Une fois de plus, l'actualité vient interrompre la rédaction de billets...

Il s'agit aujourd'hui du financement de la recherche. À moins de vivre dans une splendide isolation, vous avez du entendre parler de l'ANR, qui a introduit en France le principe du financement par projet, comme la NSF, le NIH, la DFG... Vous avez probablement même entendu dire un peu de mal de cette nouvelle institution. Moi-même, ça m'arrive, parfois.

En même temps, comme l'a fait remarquer JF, il faut bien distribuer l'argent, et demander aux gens d'écrire ce qu'ils comptent en faire avant de le leur donner n'est pas forcément idiot. Et dans les critiques de l'ANR, il faut distinguer le structurel du conjoncturel (le structurel, ça voudrait dire que le fait même de distribuer de l'argent par projet est mal, le conjoncturel, ça veut dire que le processus de review est, disons, améliorable).

Mais tout système de review a ses défauts, et celui qui est en place chez nos voisins anglais n'échappe pas à la polémique. Un autre type de polémique, cependant. Pour redonner le contexte, il faut se rappeler qu'il n'y a pas de limites au nombre de projets qu'on peut soumettre. Comme en plus le processus comporte toujours une part d'aléatoire, soumettre beaucoup de projets augmente les chances d'acceptation. Ça n'est pas linéaire, bien sûr : 10 projets de qualité moyenne n'ont pas 10 fois plus de chance d'être accepté qu'un seul. Mais parfois plus qu'un projet de bonne qualité. Surtout si le processus de review n'est pas parfait, et que la note du projet dépend un peu du hasard.

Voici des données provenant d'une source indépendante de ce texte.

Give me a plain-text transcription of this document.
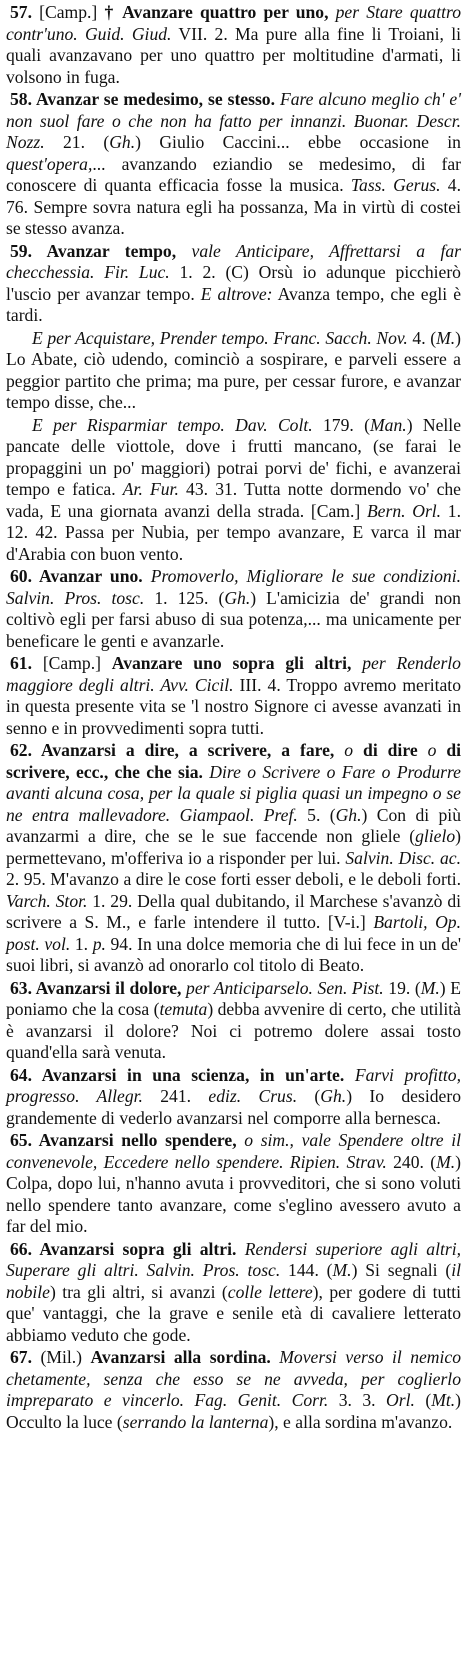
57. [Camp.] † Avanzare quattro per uno, per Stare quattro contr'uno. Guid. Giud. VII. 2. Ma pure alla fine li Troiani, li quali avanzavano per uno quattro per moltitudine d'armati, li volsono in fuga.

58. Avanzar se medesimo, se stesso. Fare alcuno meglio ch' e' non suol fare o che non ha fatto per innanzi. Buonar. Descr. Nozz. 21. (Gh.) Giulio Caccini... ebbe occasione in quest'opera,... avanzando eziandio se medesimo, di far conoscere di quanta efficacia fosse la musica. Tass. Gerus. 4. 76. Sempre sovra natura egli ha possanza, Ma in virtù di costei se stesso avanza.

59. Avanzar tempo, vale Anticipare, Affrettarsi a far checchessia. Fir. Luc. 1. 2. (C) Orsù io adunque picchierò l'uscio per avanzar tempo. E altrove: Avanza tempo, che egli è tardi.

E per Acquistare, Prender tempo. Franc. Sacch. Nov. 4. (M.) Lo Abate, ciò udendo, cominciò a sospirare, e parveli essere a peggior partito che prima; ma pure, per cessar furore, e avanzar tempo disse, che...

E per Risparmiar tempo. Dav. Colt. 179. (Man.) Nelle pancate delle viottole, dove i frutti mancano, (se farai le propaggini un po' maggiori) potrai porvi de' fichi, e avanzerai tempo e fatica. Ar. Fur. 43. 31. Tutta notte dormendo vo' che vada, E una giornata avanzi della strada. [Cam.] Bern. Orl. 1. 12. 42. Passa per Nubia, per tempo avanzare, E varca il mar d'Arabia con buon vento.

60. Avanzar uno. Promoverlo, Migliorare le sue condizioni. Salvin. Pros. tosc. 1. 125. (Gh.) L'amicizia de' grandi non coltivò egli per farsi abuso di sua potenza,... ma unicamente per beneficare le genti e avanzarle.

61. [Camp.] Avanzare uno sopra gli altri, per Renderlo maggiore degli altri. Avv. Cicil. III. 4. Troppo avremo meritato in questa presente vita se 'l nostro Signore ci avesse avanzati in senno e in provvedimenti sopra tutti.

62. Avanzarsi a dire, a scrivere, a fare, o di dire o di scrivere, ecc., che che sia. Dire o Scrivere o Fare o Produrre avanti alcuna cosa, per la quale si piglia quasi un impegno o se ne entra mallevadore. Giampaol. Pref. 5. (Gh.) Con di più avanzarmi a dire, che se le sue faccende non gliele (glielo) permettevano, m'offeriva io a risponder per lui. Salvin. Disc. ac. 2. 95. M'avanzo a dire le cose forti esser deboli, e le deboli forti. Varch. Stor. 1. 29. Della qual dubitando, il Marchese s'avanzò di scrivere a S. M., e farle intendere il tutto. [V-i.] Bartoli, Op. post. vol. 1. p. 94. In una dolce memoria che di lui fece in un de' suoi libri, si avanzò ad onorarlo col titolo di Beato.

63. Avanzarsi il dolore, per Anticiparselo. Sen. Pist. 19. (M.) E poniamo che la cosa (temuta) debba avvenire di certo, che utilità è avanzarsi il dolore? Noi ci potremo dolere assai tosto quand'ella sarà venuta.

64. Avanzarsi in una scienza, in un'arte. Farvi profitto, progresso. Allegr. 241. ediz. Crus. (Gh.) Io desidero grandemente di vederlo avanzarsi nel comporre alla bernesca.

65. Avanzarsi nello spendere, o sim., vale Spendere oltre il convenevole, Eccedere nello spendere. Ripien. Strav. 240. (M.) Colpa, dopo lui, n'hanno avuta i provveditori, che si sono voluti nello spendere tanto avanzare, come s'eglino avessero avuto a far del mio.

66. Avanzarsi sopra gli altri. Rendersi superiore agli altri, Superare gli altri. Salvin. Pros. tosc. 144. (M.) Si segnali (il nobile) tra gli altri, si avanzi (colle lettere), per godere di tutti que' vantaggi, che la grave e senile età di cavaliere letterato abbiamo veduto che gode.

67. (Mil.) Avanzarsi alla sordina. Moversi verso il nemico chetamente, senza che esso se ne avveda, per coglierlo impreparato e vincerlo. Fag. Genit. Corr. 3. 3. Orl. (Mt.) Occulto la luce (serrando la lanterna), e alla sordina m'avanzo.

Empiriquement, on voit deux genres de comportement : certains soumettent peu de projets, en essayant de soigner le contenu, d'autres envoient beaucoup plus de projets, sans attention au contenu. À l'autre bout, dans l'agence de financement, il y a aussi deux comportements possibles : 1) c'est comme ça, on laisse faire, ou bien 2) c'est pas notre rôle, et ça diminue la qualité globale des projets retenus (ceci en supposant que l'agence de financement prenne son rôle à cœur, et qu'elle veuille favoriser la recherche fondamentale).

À partir d'un certain seuil, la quantité de projets envoyés peut finir par engorger l'agence (et a un impact sur la qualité du processus de review, quelque chose auquel je tiens).

Pour éviter cet écueil, l'ERC a prévu depuis sa fondation que si vous envoyez une proposition et qu'elle est jugée en dessous d'un critère de qualité, alors vous ne pouvez pas recandidater pendant un an. Notez bien qu'il y a deux seuils de qualité pour la sélection : un seuil au dessus duquel votre proposition est évaluée sérieusement et classée (mais pas forcément financée, ça dépend du budget), et un seuil en dessous duquel non seulement votre proposition est rejetée, mais en plus vous êtes exclus pour un an.

Cette année, l'EPSRC (agence anglaise de financement de projets de recherche en Physique et Chimie) a pris une mesure moins drastique, mais plus contestée : si sur 24 mois, vous avez soumis trois propositions qui ont toutes les trois été classées dans "the bottom 50 %", alors vous entrez en purgatoire : vous n'avez plus droit qu'à une seule proposition sur les 12 prochains mois. Cette proposition a été vigoureusement contestée (notamment sur Twitter, mais aussi dans les labos anglais), et j'ouvre ce billet en partie pour permettre aux gens d'exprimer leurs arguments sur plus de 140 caractères. Nature a pris position dans un éditorial (ils sont pour, et ils en profitent pour donner un contexte historique).

Il me parait clair que ça ne peut être qu'une mesure transitoire : si on enlève systématiquement les 50 % du bas, on a une suite géométrique, et à un moment il ne reste plus qu'un scientifique qui a le droit de soumettre. Mais la mesure permet de réduire le nombre de soumissions et d'augmenter la qualité des projets retenus, je suis pour. L'EPSRC a bien dit qu'il s'agissait de mesures temporaires, qui seraient revues en fonction de leurs résultats.